De tous les combats sociaux

Lui, le fils de la grande bourgeoisie, avait abandonné une existence confortable pour défendre les plus faibles. « J'ai été très impressionné par la Seconde Guerre mondiale, avec toute la misère et la souffrance qu'elle a pu générer, confiait l'homme né à Paris en 1930. Mais, durant ces années d'occupation, ce qui me marqua aussi, c'est l'engagement qui fut celui de nombre de membres de ma famille. » Le père d'Henri Burin des Roziers fut ainsi fait prisonnier et ses deux oncles furent de grandes figures de la Résistance – Claude, amiral dans les Forces françaises libres, et Étienne, proche de De Gaulle, dont il fut le secrétaire général à l'Élysée.

À la fin de la guerre, le jeune Henri s'investit dans une équipe de la Conférence Saint-Vincent-de Paul. « Je me souviens encore de cette visite à une famille de neuf enfants qui habitait un logement minuscule, avec le seul salaire du père, ouvrier à la Snecma », racontait le dominicain.

Entre 1954 et 1956, pendant son service militaire, notre homme se trouve confronté aux drames coloniaux en Tunisie, au Maroc et en Algérie. En 1968, aumônier du centre Saint-Yves, engagé auprès des « laissés-pour-compte », il vit la révolte de mai comme « un rêve beau, biblique, évangélique ». Le dominicain aristocrate et bon élève, après des études en hypokhâgne, khâgne, deux licences (lettres et droit), part travailler en usine, aux côtés des travailleurs étrangers, arabes essentiellement. Devenu avocat, il ferraille dans les prétoires pour défendre « la misère des exclus de la société ». La lutte des Lip, le tiers monde, les bavures policières, les travailleurs pauvres… Burin des Roziers est de tous les combats sociaux de la France des années 70, aux côtés d'un autre dominicain dont l'engagement est resté dans les mémoires, Jean Raguénès. « Nous voulions vivre au milieu du peuple, partager, écouter, sentir la vie des ouvriers », se souvenait frère Henri.
Je n’ai jamais cherché à convertir. Je n’ai voulu qu’une chose : lutter contre les injustices.
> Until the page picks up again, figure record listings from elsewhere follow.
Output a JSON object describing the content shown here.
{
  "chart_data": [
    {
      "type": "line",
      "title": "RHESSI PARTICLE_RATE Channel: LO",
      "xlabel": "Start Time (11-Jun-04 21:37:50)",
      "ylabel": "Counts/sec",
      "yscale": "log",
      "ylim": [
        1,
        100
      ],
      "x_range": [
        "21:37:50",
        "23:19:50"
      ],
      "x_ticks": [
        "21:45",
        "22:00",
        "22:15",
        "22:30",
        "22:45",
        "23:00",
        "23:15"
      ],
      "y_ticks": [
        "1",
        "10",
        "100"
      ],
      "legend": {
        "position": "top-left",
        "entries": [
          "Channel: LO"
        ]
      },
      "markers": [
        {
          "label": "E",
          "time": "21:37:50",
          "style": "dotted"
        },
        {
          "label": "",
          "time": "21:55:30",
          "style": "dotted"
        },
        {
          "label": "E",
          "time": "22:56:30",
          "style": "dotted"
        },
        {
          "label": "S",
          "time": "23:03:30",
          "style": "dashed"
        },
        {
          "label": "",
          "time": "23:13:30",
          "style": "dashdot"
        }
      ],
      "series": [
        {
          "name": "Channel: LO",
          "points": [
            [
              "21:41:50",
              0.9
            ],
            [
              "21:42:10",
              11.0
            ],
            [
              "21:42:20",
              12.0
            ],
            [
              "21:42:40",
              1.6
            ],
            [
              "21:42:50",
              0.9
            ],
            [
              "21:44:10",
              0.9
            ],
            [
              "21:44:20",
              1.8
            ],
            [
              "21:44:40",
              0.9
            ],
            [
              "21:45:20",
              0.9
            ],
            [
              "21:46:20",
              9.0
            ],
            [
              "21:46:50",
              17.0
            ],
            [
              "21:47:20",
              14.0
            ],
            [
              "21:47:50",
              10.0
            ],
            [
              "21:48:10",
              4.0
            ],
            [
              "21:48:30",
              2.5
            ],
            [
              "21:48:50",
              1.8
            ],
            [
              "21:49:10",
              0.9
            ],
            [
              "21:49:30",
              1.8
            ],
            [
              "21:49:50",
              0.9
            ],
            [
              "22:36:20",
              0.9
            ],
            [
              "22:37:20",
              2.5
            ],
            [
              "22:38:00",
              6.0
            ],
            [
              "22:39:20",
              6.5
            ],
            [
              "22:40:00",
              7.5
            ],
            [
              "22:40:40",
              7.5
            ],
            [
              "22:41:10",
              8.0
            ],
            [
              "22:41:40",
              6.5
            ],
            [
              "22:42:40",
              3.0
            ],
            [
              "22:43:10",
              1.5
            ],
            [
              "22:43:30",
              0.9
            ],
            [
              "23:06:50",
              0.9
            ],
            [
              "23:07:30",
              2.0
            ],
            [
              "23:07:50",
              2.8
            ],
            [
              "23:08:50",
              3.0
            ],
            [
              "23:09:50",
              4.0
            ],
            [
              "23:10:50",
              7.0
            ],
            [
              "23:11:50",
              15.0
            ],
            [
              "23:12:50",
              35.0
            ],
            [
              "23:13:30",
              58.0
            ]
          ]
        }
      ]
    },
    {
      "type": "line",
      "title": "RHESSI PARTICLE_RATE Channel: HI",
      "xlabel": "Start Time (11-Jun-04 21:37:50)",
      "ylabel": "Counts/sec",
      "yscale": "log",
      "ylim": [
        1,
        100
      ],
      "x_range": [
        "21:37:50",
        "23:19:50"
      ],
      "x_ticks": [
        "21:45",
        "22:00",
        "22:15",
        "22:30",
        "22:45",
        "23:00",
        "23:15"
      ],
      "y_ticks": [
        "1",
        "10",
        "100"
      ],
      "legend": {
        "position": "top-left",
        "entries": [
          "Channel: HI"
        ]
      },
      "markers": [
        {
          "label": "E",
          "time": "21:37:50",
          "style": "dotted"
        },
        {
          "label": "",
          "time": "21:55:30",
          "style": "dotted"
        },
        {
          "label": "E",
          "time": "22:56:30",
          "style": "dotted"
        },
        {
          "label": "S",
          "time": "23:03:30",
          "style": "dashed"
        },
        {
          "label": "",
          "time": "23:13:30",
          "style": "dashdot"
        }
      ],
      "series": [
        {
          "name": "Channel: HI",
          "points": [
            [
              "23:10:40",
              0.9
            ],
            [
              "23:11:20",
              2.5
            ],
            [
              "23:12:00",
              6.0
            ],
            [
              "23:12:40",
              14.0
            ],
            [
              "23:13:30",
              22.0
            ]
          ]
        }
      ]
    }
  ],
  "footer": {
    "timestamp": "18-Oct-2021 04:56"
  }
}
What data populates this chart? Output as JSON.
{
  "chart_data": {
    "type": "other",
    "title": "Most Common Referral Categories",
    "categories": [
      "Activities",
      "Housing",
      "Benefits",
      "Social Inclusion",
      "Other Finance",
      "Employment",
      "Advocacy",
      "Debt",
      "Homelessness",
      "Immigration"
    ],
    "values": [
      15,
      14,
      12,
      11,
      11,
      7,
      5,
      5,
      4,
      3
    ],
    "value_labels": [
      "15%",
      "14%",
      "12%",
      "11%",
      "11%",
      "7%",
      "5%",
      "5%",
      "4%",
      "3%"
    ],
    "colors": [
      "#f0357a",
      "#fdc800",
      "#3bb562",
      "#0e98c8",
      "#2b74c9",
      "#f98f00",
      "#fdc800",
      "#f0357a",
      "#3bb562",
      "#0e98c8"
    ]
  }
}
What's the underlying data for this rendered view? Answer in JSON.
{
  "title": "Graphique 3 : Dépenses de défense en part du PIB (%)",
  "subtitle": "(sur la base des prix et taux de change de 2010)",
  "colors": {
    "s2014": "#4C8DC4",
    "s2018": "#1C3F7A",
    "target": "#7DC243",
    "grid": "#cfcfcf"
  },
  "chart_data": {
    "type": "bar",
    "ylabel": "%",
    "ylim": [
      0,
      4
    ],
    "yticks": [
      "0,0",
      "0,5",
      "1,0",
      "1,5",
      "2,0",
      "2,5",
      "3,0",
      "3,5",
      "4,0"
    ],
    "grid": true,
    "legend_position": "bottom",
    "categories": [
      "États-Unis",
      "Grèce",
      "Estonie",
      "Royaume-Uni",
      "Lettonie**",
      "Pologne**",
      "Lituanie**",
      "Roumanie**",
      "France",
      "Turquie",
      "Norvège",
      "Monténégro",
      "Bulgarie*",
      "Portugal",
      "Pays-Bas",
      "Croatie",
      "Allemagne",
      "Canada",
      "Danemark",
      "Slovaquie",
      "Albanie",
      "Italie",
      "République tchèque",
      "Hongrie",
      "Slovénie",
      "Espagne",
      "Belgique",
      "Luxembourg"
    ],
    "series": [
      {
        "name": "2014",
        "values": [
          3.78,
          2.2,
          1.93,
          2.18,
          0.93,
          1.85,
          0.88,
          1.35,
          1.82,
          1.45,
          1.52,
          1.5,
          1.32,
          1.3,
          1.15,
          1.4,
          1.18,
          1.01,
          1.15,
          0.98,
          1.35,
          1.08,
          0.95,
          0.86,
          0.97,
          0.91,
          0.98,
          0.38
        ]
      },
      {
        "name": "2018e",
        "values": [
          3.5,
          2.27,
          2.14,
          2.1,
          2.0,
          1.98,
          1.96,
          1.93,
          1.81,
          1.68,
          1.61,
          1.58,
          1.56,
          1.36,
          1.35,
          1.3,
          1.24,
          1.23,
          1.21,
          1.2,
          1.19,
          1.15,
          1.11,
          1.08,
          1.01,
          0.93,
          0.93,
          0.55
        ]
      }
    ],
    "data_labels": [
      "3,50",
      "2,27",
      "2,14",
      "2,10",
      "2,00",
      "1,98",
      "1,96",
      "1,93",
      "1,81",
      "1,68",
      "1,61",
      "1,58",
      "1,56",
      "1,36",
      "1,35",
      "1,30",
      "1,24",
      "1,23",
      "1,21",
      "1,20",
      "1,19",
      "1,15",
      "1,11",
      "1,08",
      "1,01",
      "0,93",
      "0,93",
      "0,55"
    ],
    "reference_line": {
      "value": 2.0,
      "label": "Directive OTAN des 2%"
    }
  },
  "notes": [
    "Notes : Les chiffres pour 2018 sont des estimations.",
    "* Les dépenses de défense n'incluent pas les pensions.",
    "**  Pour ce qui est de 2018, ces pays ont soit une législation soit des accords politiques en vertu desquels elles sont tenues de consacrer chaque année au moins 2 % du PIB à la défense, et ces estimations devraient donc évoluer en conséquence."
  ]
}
Sa vie dominicaine avait commencé par une rencontre à l'université de Cambridge dans les années 50 avec le théologien Yves Congar, mis au ban par le pape Pie XII pour avoir réclamé un « aggiornamento » de l'Église catholique – il deviendra plus tard l'un des experts consultés au concile Vatican II et sera fait cardinal par Jean-Paul II. La découverte, plus tard au Brésil, de Bartolomé de Las Casas conduit le frère Henri à se sentir pleinement frère prêcheur. « Las Casas a fait bouger les lois, mais combien de fois s'est-il désespéré ? Il faut croire que les choses changent petit à petit, et que nous n'accomplissons que de petits pas, des amorces… »

En avril dernier, au soir d'une vie bien remplie – « Je ne suis pas mécontent de ce que j'ai fait », glissait-il dans un sourire –, quand on lui demandait s'il se voyait comme un combattant, frère Henri rétorquait aussitôt, le regard droit, le geste ferme : « Je suis un militant. On emploie plutôt ce terme-là pour définir le type d'action qui fut la mienne. » Le religieux nous avait alors confié qu'il détestait qu'on le qualifie de missionnaire. « Je n'ai jamais cherché à convertir, affirmait avec vigueur le frère Henri Burin des Roziers. Je n'ai voulu qu'une chose : lutter contre les injustices. Tout ce que j'ai fait dans ma vie ne le fut que dans ce but-là. » Au Brésil, auprès des « sans-terre », la relève est déjà assurée depuis des années par un autre dominicain français de choc, le frère Xavier Plassat.